NIKE, Inc. (NYSE: NKE), a manufacturer of athletic footwear, apparel, accessories, and equipment, reported upbeat results in the fourth quarter of Fiscal 2022 (ended May 31). The company surpassed both earnings and revenue expectations, which was indicated by TipRanks’ Website Visits tool.
The strong performance of Nike’s direct-to-consumer business led to solid results in the fourth quarter.
Despite the beat, shares of the company declined 2.89% in Monday’s extended trading session following the company’s bleak outlook.
Website Traffic
The earnings results were evident on TipRanks’ new tool that measures visits to Nike’s website. Pre-earnings, we were able to see insights into Nike’s performance in the fiscal fourth quarter.
A website traffic uptrend was visible according to the tool. In Fiscal Q4 2022, total visits to Nike websites showed an increasing trend on a global basis, representing a 26.59% jump from the third quarter and a 7.14% increase on a year-over-year basis. This, in turn, indicated that the company might report upbeat results in the fourth quarter.
The predictions that were based on TipRanks’ website visits data turned out to be correct, with Nike reporting better-than-expected results in Fiscal Q4 2022.
Results in Detail
Nike posted earnings of $0.90 per share in the fourth quarter, topping the consensus estimate of $0.81. The company reported earnings of $0.93 per share in the prior-year quarter.
Revenue came in at $12.2 billion, down 1% year-over-year. However, it surpassed analysts’ expectations of $12.1 billion. Revenues for both the Nike Brand and Converse declined 1%, though they were up 3% on a currency-neutral basis.
Revenues at NIKE Direct came in at $4.8 billion, up 7% year-over-year. Meanwhile, wholesale revenues decreased 7% to $6.8 billion.
On a regional basis, revenues in North America were down 5% year-over-year, while EMEA revenues surged 9%. Additionally, revenues in the Asia Pacific & Latin America jumped 15%. However, Greater China sales slumped by 19%.
Gross margin decreased 80 basis points on a year-over-year basis to 45% on the back of elevated input and transportation expenses.

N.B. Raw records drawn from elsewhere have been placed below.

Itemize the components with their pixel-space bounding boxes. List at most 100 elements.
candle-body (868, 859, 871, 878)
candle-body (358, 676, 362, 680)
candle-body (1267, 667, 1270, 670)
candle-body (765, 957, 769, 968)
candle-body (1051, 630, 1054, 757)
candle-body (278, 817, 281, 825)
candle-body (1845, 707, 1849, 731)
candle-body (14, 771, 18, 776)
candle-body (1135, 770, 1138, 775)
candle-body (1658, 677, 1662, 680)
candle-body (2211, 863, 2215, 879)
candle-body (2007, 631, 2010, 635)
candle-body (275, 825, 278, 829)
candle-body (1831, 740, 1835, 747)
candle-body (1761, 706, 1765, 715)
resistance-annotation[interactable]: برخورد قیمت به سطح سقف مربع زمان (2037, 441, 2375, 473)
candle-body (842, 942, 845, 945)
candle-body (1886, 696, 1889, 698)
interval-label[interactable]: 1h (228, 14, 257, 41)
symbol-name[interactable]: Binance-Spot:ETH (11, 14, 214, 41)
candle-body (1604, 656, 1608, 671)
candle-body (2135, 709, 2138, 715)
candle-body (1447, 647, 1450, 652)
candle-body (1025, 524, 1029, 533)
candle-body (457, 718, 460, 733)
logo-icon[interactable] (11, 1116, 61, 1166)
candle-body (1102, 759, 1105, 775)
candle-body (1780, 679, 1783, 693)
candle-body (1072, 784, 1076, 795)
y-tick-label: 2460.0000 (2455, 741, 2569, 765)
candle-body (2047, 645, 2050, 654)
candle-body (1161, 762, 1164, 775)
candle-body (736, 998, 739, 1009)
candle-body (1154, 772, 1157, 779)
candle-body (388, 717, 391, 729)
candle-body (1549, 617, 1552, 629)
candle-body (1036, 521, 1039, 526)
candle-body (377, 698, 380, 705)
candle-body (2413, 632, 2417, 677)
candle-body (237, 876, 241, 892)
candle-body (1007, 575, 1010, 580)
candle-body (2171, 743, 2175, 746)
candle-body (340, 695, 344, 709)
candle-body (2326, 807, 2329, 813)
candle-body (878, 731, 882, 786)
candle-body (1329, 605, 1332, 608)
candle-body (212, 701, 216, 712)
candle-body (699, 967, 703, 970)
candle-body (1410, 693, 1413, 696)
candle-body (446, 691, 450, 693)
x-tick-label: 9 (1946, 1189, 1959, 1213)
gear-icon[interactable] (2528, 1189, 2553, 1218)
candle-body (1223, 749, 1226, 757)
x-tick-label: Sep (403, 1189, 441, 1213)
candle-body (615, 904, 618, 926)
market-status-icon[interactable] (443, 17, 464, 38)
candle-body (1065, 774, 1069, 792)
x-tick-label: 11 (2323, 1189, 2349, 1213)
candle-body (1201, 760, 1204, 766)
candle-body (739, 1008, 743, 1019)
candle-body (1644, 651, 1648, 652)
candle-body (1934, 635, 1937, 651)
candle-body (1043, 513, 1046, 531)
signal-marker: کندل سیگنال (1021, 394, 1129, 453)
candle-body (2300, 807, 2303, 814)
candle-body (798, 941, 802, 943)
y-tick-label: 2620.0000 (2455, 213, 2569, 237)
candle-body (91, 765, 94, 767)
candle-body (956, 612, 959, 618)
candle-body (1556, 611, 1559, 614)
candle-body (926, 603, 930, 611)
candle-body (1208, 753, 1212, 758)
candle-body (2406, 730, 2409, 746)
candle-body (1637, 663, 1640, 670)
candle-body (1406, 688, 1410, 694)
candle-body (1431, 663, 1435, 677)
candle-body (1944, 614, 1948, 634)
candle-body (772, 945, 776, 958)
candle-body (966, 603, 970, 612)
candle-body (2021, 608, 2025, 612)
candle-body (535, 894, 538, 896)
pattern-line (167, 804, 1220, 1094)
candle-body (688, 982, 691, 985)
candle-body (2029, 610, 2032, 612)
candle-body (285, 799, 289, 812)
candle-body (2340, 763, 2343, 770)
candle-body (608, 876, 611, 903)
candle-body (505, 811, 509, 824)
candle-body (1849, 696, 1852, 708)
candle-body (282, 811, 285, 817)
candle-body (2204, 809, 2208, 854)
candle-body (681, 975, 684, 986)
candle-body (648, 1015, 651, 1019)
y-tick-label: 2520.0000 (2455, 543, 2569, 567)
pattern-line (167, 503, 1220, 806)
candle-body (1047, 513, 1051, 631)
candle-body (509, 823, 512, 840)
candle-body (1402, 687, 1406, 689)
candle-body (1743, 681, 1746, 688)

As of May 31, 2022, Nike had $8.4 billion in inventories, up 23% year-over-year. Meanwhile, cash and equivalents and short-term investments were $13 billion.
Capital Deployment
During Fiscal 2022, Nike repurchased 27.3 million shares valued at $4 billion and paid dividends worth $1.8 billion to common shareholders.
In June 2022, Nike’s board authorized a new four-year share buyback program worth $18 billion to repurchase shares of Nike’s Class B common stock. The existing share repurchase program of $15 billion, which was expected to be completed in Fiscal 2023, is replaced by the new program.
CEO’s Comments
In response to the reported results, Nike CEO John Donahoe commented, “NIKE’s results this fiscal year are a testament to the unmatched strength of our brands and our deep connection with consumers. Our competitive advantages, including our pipeline of innovative product and expanding digital leadership, prove that our strategy is working as we create value through our relentless drive to serve the future of sport.”
Guidance
Encouragingly, Nike’s CFO Matthew Friend said, “As we move forward, we will stay focused on what we can control and continue managing the business for the long term. This includes leveraging our scale and financial strength, optimizing supply and demand and most importantly, creating value for our consumer from the products we design to the stories we tell, to the experiences that we deliver.”
Management expects Fiscal 2023 revenues to rise in the low-double-digits on a currency-neutral basis, partly offset by unfavorable foreign exchange movements of about 400 basis points.
In Fiscal Q1 2023, revenue growth is likely to be flat to slightly up on a year-over-year basis.
Wall Street’s Take
The Street is cautiously optimistic about the stock, with a Moderate Buy consensus rating based on 15 Buys and seven Holds. The average Nike price target of $142.05 implies 28.55% upside potential. Shares have lost 26.88% over the past year.
Also, Nike scores an 8 out of 10 on TipRanks’ Smart Score rating system, indicating that the stock has strong potential to outperform market expectations.
Hedge Funds
TipRanks’ Hedge Fund Trading Activity tool shows that confidence in Nike is currently Positive, as the cumulative change in holdings across all 35 hedge funds that were active in the last quarter was an increase of 537,000 shares.
Ending Words
Following COVID-related issues in China and the expectation of unfavorable foreign exchange movements to persist, along with supply chain issues, Nike provided a weak outlook. Nevertheless, digital transformation has strongly helped the company’s sales and shows long-term growth prospects. As a result, based on decent analyst ratings and hedge funds’ positive confidence signal, investors might consider the current level as a promising buying opportunity.
Also, vigilance on website trends indicated by TipRanks’ Website Traffic Tool could help investors make wise investment decisions.